El novio, contó Juárez sonriendo despectivo mientras cortaba, masticaba y volvía a cortar, se llamaba Jaime Arenas: Jimmy para los amigos. Sevillano de buena familia. Pura mierda, con perdón de la mesa. Muy metido en Marbella y con negocios familiares en Sudamérica. Era ambicioso y también se creía demasiado listo. Cuando aquella cocaína estuvo a mano, se le ocurrió jugársela al tovarich. Con Pablo Escobar no se habría atrevido; pero los rusos no tenían la fama que tienen ahora. Parecían tontos o algo así. De modo que escondió la nieve para negociar un aumento en su comisión, pese a que Yasikov ya había pagado a tocateja, esta vez con mas dinero que armas, la parte de los colombianos. Jimmy empezó a dar largas, hasta que al tovarich se le acabó la paciencia. Y se le acabó tanto que se lo llevó a él y a un par de socios por delante.
–Nunca fueron muy finos los ruskis Juárez chasqueaba la lengua, crítico–. Y siguen sin serlo.

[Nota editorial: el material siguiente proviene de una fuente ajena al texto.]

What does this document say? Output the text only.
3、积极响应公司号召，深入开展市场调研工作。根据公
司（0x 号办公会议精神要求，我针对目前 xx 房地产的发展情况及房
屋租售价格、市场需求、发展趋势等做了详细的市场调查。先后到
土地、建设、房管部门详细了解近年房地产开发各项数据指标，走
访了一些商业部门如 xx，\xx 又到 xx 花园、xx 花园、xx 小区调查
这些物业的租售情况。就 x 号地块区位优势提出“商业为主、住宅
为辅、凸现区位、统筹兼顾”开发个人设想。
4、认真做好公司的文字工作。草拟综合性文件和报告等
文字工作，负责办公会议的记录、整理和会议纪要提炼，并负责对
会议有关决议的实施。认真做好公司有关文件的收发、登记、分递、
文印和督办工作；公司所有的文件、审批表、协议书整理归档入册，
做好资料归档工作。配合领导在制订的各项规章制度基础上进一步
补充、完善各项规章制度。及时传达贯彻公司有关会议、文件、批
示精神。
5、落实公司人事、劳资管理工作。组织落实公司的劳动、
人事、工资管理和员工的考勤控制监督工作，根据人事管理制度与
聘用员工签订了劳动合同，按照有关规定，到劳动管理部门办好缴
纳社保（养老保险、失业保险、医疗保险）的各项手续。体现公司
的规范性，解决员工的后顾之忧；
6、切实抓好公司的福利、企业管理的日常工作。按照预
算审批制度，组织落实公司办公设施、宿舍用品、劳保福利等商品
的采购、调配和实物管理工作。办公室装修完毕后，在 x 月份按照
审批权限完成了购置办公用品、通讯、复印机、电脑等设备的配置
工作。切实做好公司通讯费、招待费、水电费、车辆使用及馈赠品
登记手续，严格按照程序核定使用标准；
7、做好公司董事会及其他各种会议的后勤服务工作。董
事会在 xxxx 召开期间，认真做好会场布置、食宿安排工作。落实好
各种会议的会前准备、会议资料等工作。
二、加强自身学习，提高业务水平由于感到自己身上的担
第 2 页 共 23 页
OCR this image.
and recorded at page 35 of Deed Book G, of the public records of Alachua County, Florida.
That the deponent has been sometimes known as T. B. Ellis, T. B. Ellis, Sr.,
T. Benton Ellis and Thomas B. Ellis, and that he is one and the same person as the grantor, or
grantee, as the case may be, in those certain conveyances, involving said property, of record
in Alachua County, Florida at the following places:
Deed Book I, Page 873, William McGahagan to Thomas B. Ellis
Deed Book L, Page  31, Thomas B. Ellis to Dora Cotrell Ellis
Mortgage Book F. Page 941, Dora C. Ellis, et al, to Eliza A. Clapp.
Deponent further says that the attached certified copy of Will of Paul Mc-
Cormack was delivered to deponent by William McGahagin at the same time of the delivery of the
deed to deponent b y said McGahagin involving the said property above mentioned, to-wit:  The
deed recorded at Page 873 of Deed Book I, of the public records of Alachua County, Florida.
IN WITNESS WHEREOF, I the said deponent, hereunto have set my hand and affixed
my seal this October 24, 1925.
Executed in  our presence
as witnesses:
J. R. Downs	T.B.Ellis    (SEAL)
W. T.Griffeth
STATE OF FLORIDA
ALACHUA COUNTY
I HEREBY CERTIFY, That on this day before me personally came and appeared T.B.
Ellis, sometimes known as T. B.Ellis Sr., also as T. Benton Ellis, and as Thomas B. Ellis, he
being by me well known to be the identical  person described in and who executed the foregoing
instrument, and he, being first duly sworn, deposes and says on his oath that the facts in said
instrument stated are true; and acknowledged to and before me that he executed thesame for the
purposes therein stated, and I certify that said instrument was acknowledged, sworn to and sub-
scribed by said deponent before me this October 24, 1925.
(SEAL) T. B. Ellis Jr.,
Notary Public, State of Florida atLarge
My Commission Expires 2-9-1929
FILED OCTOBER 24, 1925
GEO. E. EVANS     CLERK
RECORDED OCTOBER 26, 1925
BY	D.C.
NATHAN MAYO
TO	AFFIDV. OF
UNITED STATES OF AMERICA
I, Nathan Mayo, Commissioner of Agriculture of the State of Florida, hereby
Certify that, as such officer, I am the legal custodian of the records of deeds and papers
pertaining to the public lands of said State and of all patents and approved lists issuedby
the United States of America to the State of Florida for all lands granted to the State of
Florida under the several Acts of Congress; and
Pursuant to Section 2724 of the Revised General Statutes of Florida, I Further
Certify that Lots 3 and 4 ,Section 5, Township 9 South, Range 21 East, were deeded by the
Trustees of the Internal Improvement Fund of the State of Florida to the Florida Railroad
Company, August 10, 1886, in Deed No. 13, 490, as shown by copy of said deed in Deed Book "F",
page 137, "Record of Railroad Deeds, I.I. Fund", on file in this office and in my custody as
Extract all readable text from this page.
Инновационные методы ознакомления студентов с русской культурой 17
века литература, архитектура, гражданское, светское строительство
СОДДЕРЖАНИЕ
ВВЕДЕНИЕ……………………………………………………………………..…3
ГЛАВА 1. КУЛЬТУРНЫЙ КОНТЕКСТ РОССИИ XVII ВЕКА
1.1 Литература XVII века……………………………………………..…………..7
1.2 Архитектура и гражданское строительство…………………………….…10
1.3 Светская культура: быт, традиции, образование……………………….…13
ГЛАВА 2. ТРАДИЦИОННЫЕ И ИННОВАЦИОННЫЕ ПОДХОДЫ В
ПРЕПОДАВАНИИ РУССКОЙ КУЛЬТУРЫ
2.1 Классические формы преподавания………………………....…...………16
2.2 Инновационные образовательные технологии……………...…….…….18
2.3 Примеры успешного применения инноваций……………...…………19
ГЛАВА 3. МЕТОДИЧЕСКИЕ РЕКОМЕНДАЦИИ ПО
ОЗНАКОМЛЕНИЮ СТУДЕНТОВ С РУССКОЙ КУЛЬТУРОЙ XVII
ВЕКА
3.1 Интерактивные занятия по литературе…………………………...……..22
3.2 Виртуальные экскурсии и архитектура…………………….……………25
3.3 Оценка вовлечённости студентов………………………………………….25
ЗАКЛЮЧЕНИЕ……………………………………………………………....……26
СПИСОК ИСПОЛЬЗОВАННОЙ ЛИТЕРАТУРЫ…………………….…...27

–¿Cómo se relacionaron esos dos?
Mi interlocutor levantó el tenedor apuntándome con el, como si aprobara que le hiciera esa pregunta. En aquella época, explicó, los gangsters rusos tenían un problema grave. Como ahora, pero más. Y es que cantaban La Traviata. Se les distinguía de lejos: grandes, rudos, rubios, con esas manazas y esos coches y esas putas aparatosas que llevan siempre con ellos. Encima solían andar fatal de idiomas. En cuanto ponían un pie en Miami o en cualquier aeropuerto americano, la DEA y todas las policías se les pegaban como lapas. Por eso necesitaban intermediarios. Jimmy Arenas hizo buen papel al principio; había empezado consiguiéndoles alcohol jerezano de contrabando para el norte de Europa. También tenía buenos contactos sudacas y camelleaba por las discotecas de moda de Marbella, Fuengirola y Torremolinos. Pero los rusos querían sus propias redes: import–export. La Babushka, los amigos de Yasikov en Moscú, ya conseguía nieve al por menor utilizando las líneas de Aeroflot de Montevideo, Lima y Bahía, menos vigiladas que las de Río o La Habana. Al aeropuerto de Cheremetievo llegaban entonces cantidades no superiores al medio kilo en correos individuales; pero el embudo era demasiado estrecho. El muro de Berlín acababa de caer, la Unión Soviética se desmoronaba, y la coca estaba de moda en la nueva Rusia de dinero fácil y pelotazo golfo que asomaba la oreja.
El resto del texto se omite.